The Toyota Starlet was given to me on May 1st, 2005 when my mother was eighty. Catherine or Kitty as she was known appreciated her car immensely as she learned to drive late in life. She had used a high Nelly till the age of forty, cycling to our farm in Doon from nearby Derrinsallagh before my father built a bungalow there.
She sold a field of the farm in Ballymeelish to fund the sale. The exhilaration the day she bought her new car in Tullamore was unbelievable. Its christening had to be a visit to the Cistercian monastery in Roscrea for a blessing with holy water by Father Thomas. The car was kept immaculate and housed at night in one of the outhouses of the farm.
The little red car enabled my mother to be independent, attending religious and social events in the parish of Borris-in-Ossory, visiting local friends and collecting her grand children Mary and Daniel from school from time to time. She also visited me in Robertstown. Especially at Christmas time, I liked to see her drive in style into our drive.
When the dreaded day came for her to part with the Toyota she doused it with holy water on its way out the yard shedding a tear. It had only 30,000 miles on it when I received it. In her later years I took my mother on many outings with my picnic basket tucked in the boot. She enjoyed a glass of whiskey and an occasional cigarette.
Panic struck one morning in Robertstown when I noticed the Toyota had disappeared.

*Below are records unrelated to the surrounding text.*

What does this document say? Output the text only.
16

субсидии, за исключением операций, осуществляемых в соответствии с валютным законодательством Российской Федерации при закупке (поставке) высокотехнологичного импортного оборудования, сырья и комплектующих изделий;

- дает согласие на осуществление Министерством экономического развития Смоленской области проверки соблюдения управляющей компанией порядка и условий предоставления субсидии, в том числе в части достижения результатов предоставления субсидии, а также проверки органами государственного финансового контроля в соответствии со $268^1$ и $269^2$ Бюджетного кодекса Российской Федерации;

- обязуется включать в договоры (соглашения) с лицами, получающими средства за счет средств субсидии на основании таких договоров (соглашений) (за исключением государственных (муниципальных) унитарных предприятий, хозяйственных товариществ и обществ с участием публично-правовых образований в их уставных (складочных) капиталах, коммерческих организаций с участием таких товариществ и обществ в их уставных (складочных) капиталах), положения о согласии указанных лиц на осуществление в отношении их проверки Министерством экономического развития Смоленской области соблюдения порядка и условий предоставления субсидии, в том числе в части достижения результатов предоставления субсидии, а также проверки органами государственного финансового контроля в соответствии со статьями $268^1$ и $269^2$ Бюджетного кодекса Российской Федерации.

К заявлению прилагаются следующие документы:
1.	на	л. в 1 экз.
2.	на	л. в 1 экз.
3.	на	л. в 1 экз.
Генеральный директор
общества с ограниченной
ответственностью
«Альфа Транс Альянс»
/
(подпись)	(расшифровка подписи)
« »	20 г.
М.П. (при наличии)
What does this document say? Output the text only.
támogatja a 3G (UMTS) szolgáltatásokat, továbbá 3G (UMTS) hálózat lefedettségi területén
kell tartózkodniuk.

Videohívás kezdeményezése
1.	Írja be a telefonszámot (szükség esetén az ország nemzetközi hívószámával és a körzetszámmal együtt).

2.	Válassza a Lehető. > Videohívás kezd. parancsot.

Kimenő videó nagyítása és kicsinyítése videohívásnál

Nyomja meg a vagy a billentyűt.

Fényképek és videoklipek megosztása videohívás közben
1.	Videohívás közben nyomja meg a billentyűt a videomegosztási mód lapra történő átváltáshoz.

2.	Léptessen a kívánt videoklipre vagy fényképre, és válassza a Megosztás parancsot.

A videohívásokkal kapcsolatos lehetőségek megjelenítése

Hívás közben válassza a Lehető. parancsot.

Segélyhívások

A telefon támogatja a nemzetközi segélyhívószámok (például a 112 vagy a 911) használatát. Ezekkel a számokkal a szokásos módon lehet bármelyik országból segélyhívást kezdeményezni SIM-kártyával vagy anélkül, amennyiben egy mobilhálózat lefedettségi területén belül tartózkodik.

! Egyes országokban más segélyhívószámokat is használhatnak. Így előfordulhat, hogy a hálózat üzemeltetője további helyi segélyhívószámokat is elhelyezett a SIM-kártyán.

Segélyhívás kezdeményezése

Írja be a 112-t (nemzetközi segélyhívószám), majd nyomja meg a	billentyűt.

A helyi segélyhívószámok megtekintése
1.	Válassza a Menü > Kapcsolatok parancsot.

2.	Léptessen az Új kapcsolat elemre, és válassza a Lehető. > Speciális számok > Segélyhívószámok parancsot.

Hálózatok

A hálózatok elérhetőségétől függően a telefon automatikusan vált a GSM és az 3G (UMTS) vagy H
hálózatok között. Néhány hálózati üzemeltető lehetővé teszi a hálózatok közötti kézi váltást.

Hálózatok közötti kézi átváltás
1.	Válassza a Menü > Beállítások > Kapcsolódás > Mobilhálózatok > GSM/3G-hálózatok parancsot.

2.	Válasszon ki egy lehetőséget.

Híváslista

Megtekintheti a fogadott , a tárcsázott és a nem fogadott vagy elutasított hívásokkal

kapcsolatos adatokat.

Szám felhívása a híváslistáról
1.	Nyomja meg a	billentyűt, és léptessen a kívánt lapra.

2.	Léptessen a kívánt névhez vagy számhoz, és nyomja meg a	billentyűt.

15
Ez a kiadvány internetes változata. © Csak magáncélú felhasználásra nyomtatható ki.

But a good neighbour Evelyn spotted it in the drive way of a local supermarket with a tyre missing and her holy scapulars gone from the front pocket.
I enjoyed the trips back to Laois in the Toyota Starlet visiting her many friends and later visiting her grave in Clough, which is located beside a wall close to a little stile where I could park her car. When our farm and house was sold in 2012, and the house was knocked down to make way for a new modern build, I felt the Toyota was a little space that still belonged to my mother and I felt good about it.
My mother died in 2010 when the snow lay thick on the ground. I was still driving her car which passed all NCT tests until January 14th, 2019 – the day of its departure from my house to a local garage. I felt a little sad as my husband Kevin drove the 23-year-old car with 167,000 miles out the gate for the last time to the garage for a newer model.
I now take my picnic basket in my Toyota Prius to the graveyard in Clough.